London's police department was once known for its good manners, sel-control, lack of weapons and victimization by every petty crook in the city. apparently times have changed as British Bobbies will be appearing in the dock in London's courts for their brutal treatment of reportedly peaceful demonstartors at the G-20 Summit Meeting in April.

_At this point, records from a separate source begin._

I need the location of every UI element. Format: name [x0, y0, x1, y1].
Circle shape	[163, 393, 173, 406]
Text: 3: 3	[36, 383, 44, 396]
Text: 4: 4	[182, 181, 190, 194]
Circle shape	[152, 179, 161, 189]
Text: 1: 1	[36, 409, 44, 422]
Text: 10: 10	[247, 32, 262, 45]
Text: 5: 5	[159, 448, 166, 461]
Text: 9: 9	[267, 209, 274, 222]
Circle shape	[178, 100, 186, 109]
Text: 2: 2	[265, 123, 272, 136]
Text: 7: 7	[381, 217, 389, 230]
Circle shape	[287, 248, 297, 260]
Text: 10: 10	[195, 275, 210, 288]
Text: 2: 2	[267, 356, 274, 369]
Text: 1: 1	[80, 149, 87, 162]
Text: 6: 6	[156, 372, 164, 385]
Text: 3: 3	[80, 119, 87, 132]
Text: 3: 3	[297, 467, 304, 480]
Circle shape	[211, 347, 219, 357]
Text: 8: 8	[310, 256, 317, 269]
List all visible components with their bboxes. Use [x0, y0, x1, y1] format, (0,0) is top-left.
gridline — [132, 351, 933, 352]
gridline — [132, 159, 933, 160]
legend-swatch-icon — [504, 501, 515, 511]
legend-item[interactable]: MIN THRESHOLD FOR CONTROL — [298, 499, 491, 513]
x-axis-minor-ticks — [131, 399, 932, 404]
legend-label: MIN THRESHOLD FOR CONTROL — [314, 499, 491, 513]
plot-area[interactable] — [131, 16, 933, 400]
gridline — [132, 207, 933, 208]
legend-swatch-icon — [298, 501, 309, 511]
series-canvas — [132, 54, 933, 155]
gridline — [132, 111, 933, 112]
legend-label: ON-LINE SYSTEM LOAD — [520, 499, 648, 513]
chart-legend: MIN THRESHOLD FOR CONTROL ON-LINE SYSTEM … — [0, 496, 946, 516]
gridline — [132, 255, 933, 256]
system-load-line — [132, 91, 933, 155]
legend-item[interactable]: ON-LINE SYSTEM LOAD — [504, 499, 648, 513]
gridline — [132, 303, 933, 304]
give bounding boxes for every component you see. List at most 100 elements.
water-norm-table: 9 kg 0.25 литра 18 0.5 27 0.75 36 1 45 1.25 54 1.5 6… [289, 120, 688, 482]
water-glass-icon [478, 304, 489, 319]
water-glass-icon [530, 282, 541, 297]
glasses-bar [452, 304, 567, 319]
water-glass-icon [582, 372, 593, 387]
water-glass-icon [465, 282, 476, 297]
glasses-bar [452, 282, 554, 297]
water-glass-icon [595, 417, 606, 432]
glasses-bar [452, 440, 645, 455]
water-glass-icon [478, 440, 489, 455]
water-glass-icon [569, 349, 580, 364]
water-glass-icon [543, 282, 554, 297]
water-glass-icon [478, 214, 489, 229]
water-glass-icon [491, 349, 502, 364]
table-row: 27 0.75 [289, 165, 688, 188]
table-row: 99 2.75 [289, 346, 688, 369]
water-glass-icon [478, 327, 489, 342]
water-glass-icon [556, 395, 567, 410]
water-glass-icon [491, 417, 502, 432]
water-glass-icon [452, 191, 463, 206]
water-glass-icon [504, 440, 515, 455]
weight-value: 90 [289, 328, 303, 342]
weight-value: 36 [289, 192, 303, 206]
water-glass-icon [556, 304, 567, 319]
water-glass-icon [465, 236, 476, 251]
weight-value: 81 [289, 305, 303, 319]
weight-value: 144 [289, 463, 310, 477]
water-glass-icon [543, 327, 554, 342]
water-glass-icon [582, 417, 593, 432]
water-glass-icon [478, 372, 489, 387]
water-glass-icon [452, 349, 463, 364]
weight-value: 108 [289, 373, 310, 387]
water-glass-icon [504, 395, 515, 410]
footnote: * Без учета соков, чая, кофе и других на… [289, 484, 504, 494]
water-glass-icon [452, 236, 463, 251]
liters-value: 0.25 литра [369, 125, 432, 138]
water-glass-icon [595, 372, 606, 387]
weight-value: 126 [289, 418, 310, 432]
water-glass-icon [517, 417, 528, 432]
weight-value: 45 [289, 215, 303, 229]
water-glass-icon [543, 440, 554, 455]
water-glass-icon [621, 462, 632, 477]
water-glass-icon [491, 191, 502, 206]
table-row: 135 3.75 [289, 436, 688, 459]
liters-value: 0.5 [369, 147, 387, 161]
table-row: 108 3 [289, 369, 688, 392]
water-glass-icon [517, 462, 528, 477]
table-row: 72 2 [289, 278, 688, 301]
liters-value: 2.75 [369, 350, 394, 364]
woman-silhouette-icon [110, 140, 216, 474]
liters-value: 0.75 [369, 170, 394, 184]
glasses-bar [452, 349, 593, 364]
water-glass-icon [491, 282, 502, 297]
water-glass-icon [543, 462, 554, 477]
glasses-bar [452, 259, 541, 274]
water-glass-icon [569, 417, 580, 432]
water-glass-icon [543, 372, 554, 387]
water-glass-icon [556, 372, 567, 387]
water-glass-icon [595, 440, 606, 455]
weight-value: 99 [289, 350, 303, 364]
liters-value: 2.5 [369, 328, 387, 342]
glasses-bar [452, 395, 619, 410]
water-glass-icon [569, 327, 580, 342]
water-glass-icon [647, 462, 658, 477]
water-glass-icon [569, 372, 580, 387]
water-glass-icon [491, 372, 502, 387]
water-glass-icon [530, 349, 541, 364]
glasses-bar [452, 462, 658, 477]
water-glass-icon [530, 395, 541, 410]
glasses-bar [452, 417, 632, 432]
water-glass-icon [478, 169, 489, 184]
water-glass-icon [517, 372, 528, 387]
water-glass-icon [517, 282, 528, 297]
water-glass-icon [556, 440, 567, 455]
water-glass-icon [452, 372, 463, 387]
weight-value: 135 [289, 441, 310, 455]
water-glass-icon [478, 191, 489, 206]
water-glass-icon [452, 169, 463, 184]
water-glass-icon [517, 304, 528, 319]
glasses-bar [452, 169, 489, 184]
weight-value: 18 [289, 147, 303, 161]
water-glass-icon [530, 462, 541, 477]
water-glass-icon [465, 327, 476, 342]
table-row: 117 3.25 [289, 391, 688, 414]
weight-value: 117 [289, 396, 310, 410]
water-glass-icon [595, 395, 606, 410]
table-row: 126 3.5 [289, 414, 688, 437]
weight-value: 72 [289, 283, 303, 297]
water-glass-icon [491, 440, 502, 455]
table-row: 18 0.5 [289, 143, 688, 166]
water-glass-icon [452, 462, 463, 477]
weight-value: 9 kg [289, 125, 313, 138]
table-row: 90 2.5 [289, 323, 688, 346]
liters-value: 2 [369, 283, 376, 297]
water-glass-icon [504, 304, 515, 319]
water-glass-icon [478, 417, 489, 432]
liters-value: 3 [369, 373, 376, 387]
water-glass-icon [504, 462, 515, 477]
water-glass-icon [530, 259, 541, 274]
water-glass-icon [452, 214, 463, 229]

Armed with riot gear, automatic weapons, batons that magically turn into handcuffs and attack Irish Setters the bobbies beseiged the pacific protesters leaving behind a mass of suffering humanity complaining of broken bones,and fouled virgin ears.MP Hogwarth has been an outspoken critic of the bobbie brutishness:
"I've attended these demonstrations for years now and it's the best place to score some really raging weed and get that good old hippie tail we all miss since the 60's. Well, we were all just minding our own business protesting the global capitalist conspiracy, getting high and I just about had my mitts on this super hot 16 year old with blond braids and the shortest skirt in the kingdom when the G-20 gangbusters make their dramatic descent. Instead of sharing a case of the munchies after a sweet roll in the hay with some tight teeybopper, I spent the night in the Tower of London. Just made it back to my taxpayer funded mansion by noon to add the pot and the prostitute to my expense account. It just ain't just!"